Don’t forget the UAT!
By Steve Hewison, Winterhawk CEO
In the past week as a consumer, I’ve experienced the very best and worst of online processes. We can talk about “Computers,” “Technology,” “Cloud,” but let’s face it, it’s still all about “People” – it’s people who are responsible for designing processes, and people who implement new technologies (although when something doesn’t work, there’s a tendency to blame the software…).
As someone who’s been involved in technology projects for longer than I now care to remember, I know that a vital part of any project is User Acceptance Testing (UAT) – when the software/solutions are tested by actual end users in real-world scenarios – and I have to wonder if that stage was missed out from one of these implementations.
Let’s start with The Good.
I’m old enough, it seems, to be one of the few to still hold a paper-based UK driving license, having passed my test in 1988, long before modern photo cards existed. For various reasons, I decided it was time to finally update my somewhat dishevelled document, a sad day in some respects, and so this weekend, with no small amount of trepidation, I found myself on the DVLA website.
Truth be told, they do want a lot of information, but I can understand that. I also expected to need my credit card (it turned out I didn’t), and I fully expected to be crying by the end of the process (I wasn’t).
It took about 30 minutes, mostly because I didn’t have all the information to hand before starting and I had to search the very depths of my online and offline filing systems. Rather than forcing me to find a working photo booth or a local photographer, they are now able to integrate my existing passport photograph and digital signature (with my consent) across to my driving license – wow, brilliant, what a time and effort saver!!
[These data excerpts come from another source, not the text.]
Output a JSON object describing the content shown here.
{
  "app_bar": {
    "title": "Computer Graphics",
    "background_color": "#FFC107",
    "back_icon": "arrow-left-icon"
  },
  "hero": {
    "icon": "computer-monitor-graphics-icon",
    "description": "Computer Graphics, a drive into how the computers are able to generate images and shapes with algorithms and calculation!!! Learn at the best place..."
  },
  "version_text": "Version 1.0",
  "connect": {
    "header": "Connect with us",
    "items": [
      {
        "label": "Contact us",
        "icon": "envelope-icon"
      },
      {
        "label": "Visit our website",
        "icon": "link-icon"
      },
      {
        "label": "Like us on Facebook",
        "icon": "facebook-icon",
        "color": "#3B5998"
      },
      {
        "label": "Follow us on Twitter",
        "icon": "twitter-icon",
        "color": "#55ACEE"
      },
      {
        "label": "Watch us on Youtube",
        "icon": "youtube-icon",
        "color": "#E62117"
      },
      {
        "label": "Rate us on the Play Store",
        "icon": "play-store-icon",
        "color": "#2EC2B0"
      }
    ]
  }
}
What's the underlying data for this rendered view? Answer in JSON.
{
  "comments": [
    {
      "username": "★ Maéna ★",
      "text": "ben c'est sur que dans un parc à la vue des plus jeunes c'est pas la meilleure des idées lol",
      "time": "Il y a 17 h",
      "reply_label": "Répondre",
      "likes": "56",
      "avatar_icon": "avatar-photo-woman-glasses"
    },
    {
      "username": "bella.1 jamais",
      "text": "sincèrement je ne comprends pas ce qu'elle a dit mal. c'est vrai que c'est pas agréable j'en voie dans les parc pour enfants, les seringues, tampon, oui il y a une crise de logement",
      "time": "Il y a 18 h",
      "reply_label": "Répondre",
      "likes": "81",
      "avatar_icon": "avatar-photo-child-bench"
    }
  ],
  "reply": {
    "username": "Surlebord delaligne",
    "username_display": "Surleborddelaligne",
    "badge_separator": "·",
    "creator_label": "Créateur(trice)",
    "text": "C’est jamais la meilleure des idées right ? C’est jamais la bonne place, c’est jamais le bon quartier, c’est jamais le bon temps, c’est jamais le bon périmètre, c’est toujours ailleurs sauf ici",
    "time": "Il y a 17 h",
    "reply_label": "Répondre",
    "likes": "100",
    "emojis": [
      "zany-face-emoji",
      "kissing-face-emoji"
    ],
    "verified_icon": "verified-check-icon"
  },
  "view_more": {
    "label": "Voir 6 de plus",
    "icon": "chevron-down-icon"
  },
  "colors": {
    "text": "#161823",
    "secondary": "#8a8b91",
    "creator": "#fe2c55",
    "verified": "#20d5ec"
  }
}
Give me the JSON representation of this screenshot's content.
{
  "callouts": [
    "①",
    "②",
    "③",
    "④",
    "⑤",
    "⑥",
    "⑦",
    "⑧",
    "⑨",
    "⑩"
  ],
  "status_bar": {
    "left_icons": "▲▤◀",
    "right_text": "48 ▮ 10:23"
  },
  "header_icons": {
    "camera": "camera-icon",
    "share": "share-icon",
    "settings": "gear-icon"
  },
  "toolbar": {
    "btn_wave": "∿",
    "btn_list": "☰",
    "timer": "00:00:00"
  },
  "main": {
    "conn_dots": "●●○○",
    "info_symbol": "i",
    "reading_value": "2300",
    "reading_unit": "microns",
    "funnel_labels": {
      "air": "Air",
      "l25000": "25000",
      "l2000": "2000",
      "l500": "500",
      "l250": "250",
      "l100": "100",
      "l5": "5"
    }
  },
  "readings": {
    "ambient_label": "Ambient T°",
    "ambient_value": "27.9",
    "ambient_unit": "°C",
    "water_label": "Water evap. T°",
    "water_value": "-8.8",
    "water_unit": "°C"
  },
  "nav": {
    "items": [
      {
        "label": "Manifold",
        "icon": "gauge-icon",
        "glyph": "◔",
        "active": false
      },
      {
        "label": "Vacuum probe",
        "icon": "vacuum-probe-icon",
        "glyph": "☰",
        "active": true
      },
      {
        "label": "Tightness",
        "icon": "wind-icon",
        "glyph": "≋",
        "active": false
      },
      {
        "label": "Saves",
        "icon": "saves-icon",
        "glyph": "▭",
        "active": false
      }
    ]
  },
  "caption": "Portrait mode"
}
I assume they want everyone to transfer to photo cards, but no charge for the service? I was very pleasantly surprised by that. Top marks DVLA – an easy to use website, and a straightforward process showing technology and innovation working well for the consumer.
Now to The Bad…
I won’t name and shame, but let’s just say I was on a government website for a visa application.
The pain started when I needed to supply the address where I’d be staying – you wouldn’t think that would be too tough, but try and try as I did, the site just didn’t like any of the formats I supplied. After six attempts, it finally accepted something, which then wasn’t actually 100% accurate but at least it got me to the next screen. Sigh.
The best was yet to come, when I was informed that I needed to use my webcam to take a photograph of my passport. Well, for a start that makes a pretty big assumption that the user even has a webcam! Secondly, the process didn’t work. As soon as I clicked the button on their site it simply expected to locate the file on my computer, but there was no actual linkage to my webcam. Not the end of the world I thought, I have a scanner. So, I scanned my passport, saved the file on my computer, and again clicked the link. It fetched the file, only to be told that a PDF was not acceptable, it had to be a JPEG. Bigger sigh.
So next I took the photo with my iPhone and tried the process again on five separate occasions, each time getting a “Computer Says No” message (one for the “Little Britain” fans). Their system reported that either the quality wasn’t good enough (this was an iPhone 8+ and I was taking it in the highest possible quality) or that the image wasn’t straight enough.
At this point I was thinking surely I can’t be the first person to have this problem, so off I went to Google, and in seconds I had found a long list of people reporting the same issues. The Golden Nugget of information I quickly found was someone saying, “They don’t actually say on the site, but it’s optional to do this step”. That’s right, after more than an hour spent messing around, I learned I was able to ignore this completely flawed step and could proceed to the next page. Finally, after more than 2 hours, I completed the application process. I was left thinking, did they actually perform any UAT?
I understand that it’s no doubt very helpful to have a scan of the applicant’s passport, but if that process isn’t easy, you’ll just cause confusion and frustration. If you ask people to perform manual steps, you certainly have to provide information about any required formats. The site didn’t state that the file had to be a JPEG, or why a PDF wasn’t acceptable – surely a scan from a printer is going to be far superior to someone trying to hold up their passport to a webcam, hoping that it’s captured perfectly. If you implement a process without any end-user feedback gained through a rigorous testing process, don’t generally expect it to work.
So, my message, don’t forget the UAT!